教員の紹介

准教授 割田 克彦わりた かつひこ

所属大学
鳥取
講座
基礎獣医学
教育研究分野
獣医解剖学
担当科目
獣医解剖学実習、獣医組織学実習
warita_150x190

教育ポリシー

獣医師に求められる医療倫理を交えた教育

主な研究テーマ

・がん細胞の形態学的特徴と薬剤耐性との関連

・細胞周囲の物理的、化学的環境と細胞分化

・ステロイドホルモン産生細胞における脂質代謝

研究のキーワード

・細胞の増殖と分化

・腫瘍生物学

・がん代謝

・スタチン系薬剤

・ステロイドホルモン

主な研究業績

Warita K, Warita T, Beckwitt C, Schurdak ME, Vazquez A, Wells A, Oltvai ZN. Statin-induced mevalonate pathway inhibition attenuates the growth of mesenchymal-like cancer cells that lack functional E-cadherin mediated cell cohesion. Scientific Reports. 4:7593. 2014

 

Warita K, Mitsuhashi T, Hoshi N, Ohta K, Suzuki S, Takeuchi Y, Miki T. A unique pattern of bisphenol A effects on nerve growth factor gene expression in embryonic mouse hypothalamic cell line N-44. Archives of Industrial Hygiene and Toxicology. 65:293-299. 2014

 

Warita K, Mitsuhashi T, Fukui S, Ohta K, Suzuki S, Miki T, Takeuchi Y, Yokoyama T, Kitagawa H, Sugawara T, Hoshi N. Immunohistochemical analysis of steroidogenic acute regulatory protein (StAR) and StAR-binding protein (SBP) expressions in the testes of mice during fetal development. Reproductive Biology. 13:92-95. 2013

メッセージ

解剖学は、まず最初に体の構造と機能を理解するための科目、また臨床を行う上でも必須である、と皆さんは思うことでしょう。それは誰もが知るところであり正しいわけですが、しかし解剖学は、『なぜこんな形をしているのか、どうしてこんな機能を果たせるのか』、そんな素朴な疑問に原点があり、その歴史は古く、先の解剖学者たちが出した答えの蓄積からなる学問である、ということもできます。
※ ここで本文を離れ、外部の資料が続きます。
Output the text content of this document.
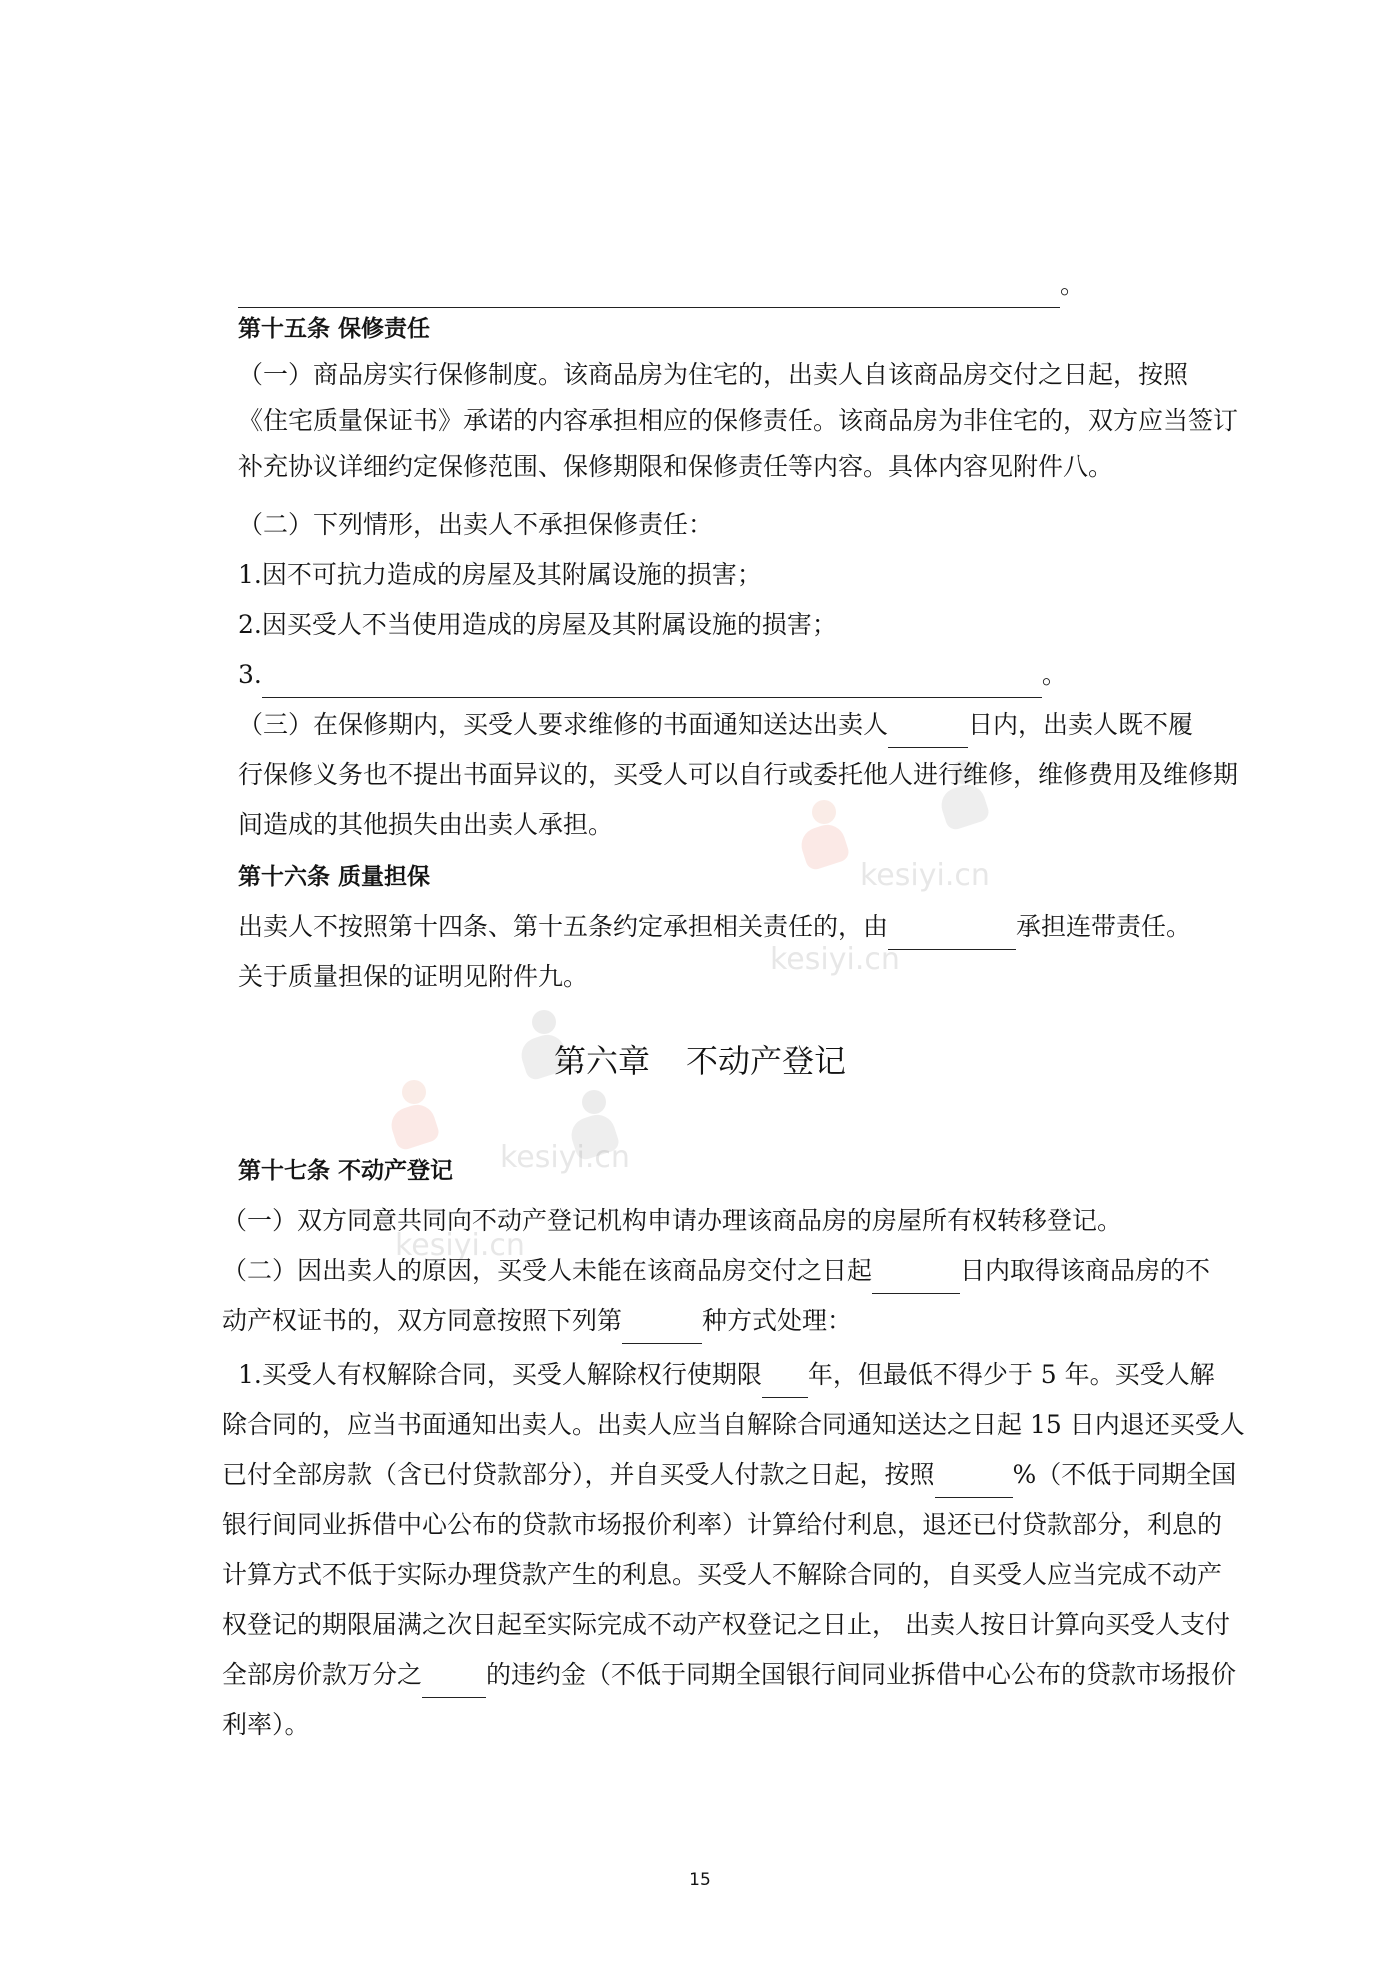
kesiyi.cn
kesiyi.cn
kesiyi.cn
kesiyi.cn
。
第十五条 保修责任
（一）商品房实行保修制度。该商品房为住宅的，出卖人自该商品房交付之日起，按照
《住宅质量保证书》承诺的内容承担相应的保修责任。该商品房为非住宅的，双方应当签订
补充协议详细约定保修范围、保修期限和保修责任等内容。具体内容见附件八。
（二）下列情形，出卖人不承担保修责任：
1.因不可抗力造成的房屋及其附属设施的损害；
2.因买受人不当使用造成的房屋及其附属设施的损害；
3.	。
（三）在保修期内，买受人要求维修的书面通知送达出卖人	日内，出卖人既不履
行保修义务也不提出书面异议的，买受人可以自行或委托他人进行维修，维修费用及维修期
间造成的其他损失由出卖人承担。
第十六条 质量担保
出卖人不按照第十四条、第十五条约定承担相关责任的，由	承担连带责任。
关于质量担保的证明见附件九。
第六章 不动产登记
第十七条 不动产登记
（一）双方同意共同向不动产登记机构申请办理该商品房的房屋所有权转移登记。
（二）因出卖人的原因，买受人未能在该商品房交付之日起	日内取得该商品房的不
动产权证书的，双方同意按照下列第	种方式处理：
1.买受人有权解除合同，买受人解除权行使期限 年，但最低不得少于 5 年。买受人解
除合同的，应当书面通知出卖人。出卖人应当自解除合同通知送达之日起 15 日内退还买受人
已付全部房款（含已付贷款部分），并自买受人付款之日起，按照	%（不低于同期全国
银行间同业拆借中心公布的贷款市场报价利率）计算给付利息，退还已付贷款部分，利息的
计算方式不低于实际办理贷款产生的利息。买受人不解除合同的，自买受人应当完成不动产
权登记的期限届满之次日起至实际完成不动产权登记之日止， 出卖人按日计算向买受人支付
全部房价款万分之	的违约金（不低于同期全国银行间同业拆借中心公布的贷款市场报价
利率）。
15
解剖学に限らず他の学問領域にも言えることですが、みなさんが普段勉強している教科書は歴代の研究者たちが築き上げてきた知識の集大成です。たった1つの図でさえ、先の研究者が一生涯をかけて研究し理論を作り上げたものも少なくありません。この点は意外と忘れがちなところではないかと思います。少し考え方を変えれば、いつもの教科書も今までとは違ったものに見えてくるのではないでしょうか。

光学顕微鏡や電子顕微鏡の開発以来、解剖学はマクロからミクロへと幅を広げ、また近年では分子生物学の分野も加わって、より高い研究レベルでの複雑な系の解明に迫っています。サイエンスに触れると自分の知る獣医学の世界も一気に広がることでしょう。体の構造と機能、そして生命の奥深さを知り、ときにはその難解さを楽しみながら、学生時代に是非、生命科学のおもしろさに触れて頂きたいと思っています。